Google DeepMind has added text recognition to its SynthID AI watermarking technology. The company is integrating this feature into its Gemini models and releasing it as an open-source project.
SynthID for Text uses a complex process that intervenes in the text generation of large language models (LLMs). These models generate text token by token, with tokens representing individual characters, words, or parts of sentences.
As an LLM creates a text sequence, it predicts the most likely next token based on previous words and probability scores for potential tokens. SynthID slightly adjusts these probability scores, but only when it won't affect the output's quality, accuracy, or creativity.
Google DeepMind explains that this process repeats for all generated text. A single sentence could contain ten or more adjusted probability scores, while an entire page might have hundreds. The final pattern of scores - both for the model's word choices and the adjusted probabilities - forms the watermark.

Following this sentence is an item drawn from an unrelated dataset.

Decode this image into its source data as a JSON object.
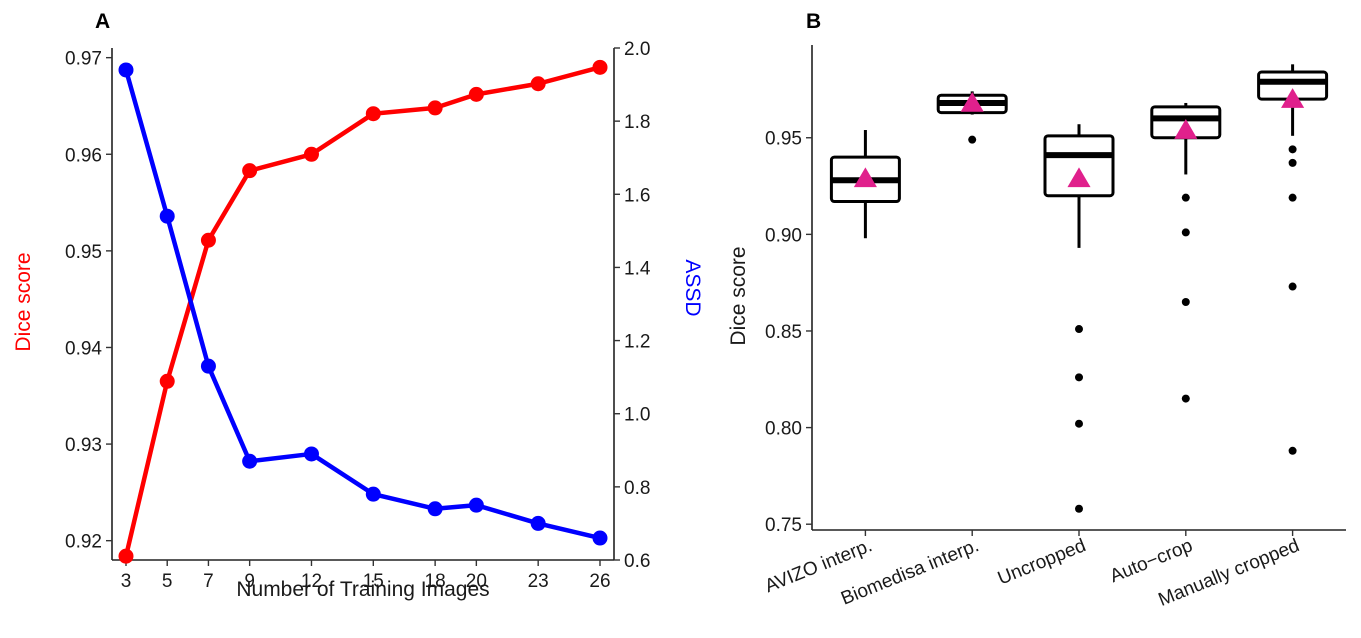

According to Google DeepMind, this technique can be applied to as few as three sentences. For longer texts, the watermark becomes more robust and accurate. While the method works well across languages, it has some weaknesses when it comes to edited AI text.
Gemini integration and open-source release
Google DeepMind has integrated SynthID into the Gemini app and website to watermark and identify generated texts. The technology is also available as an open-source project on GitHub, in the Google Responsible Generative AI Toolkit, and on Hugging Face.
Google DeepMind has published a detailed description of the technology in the scientific journal Nature. The company claims SynthID performs better than existing text watermarking systems. Previously, Google DeepMind introduced SynthID for images, voices, and music.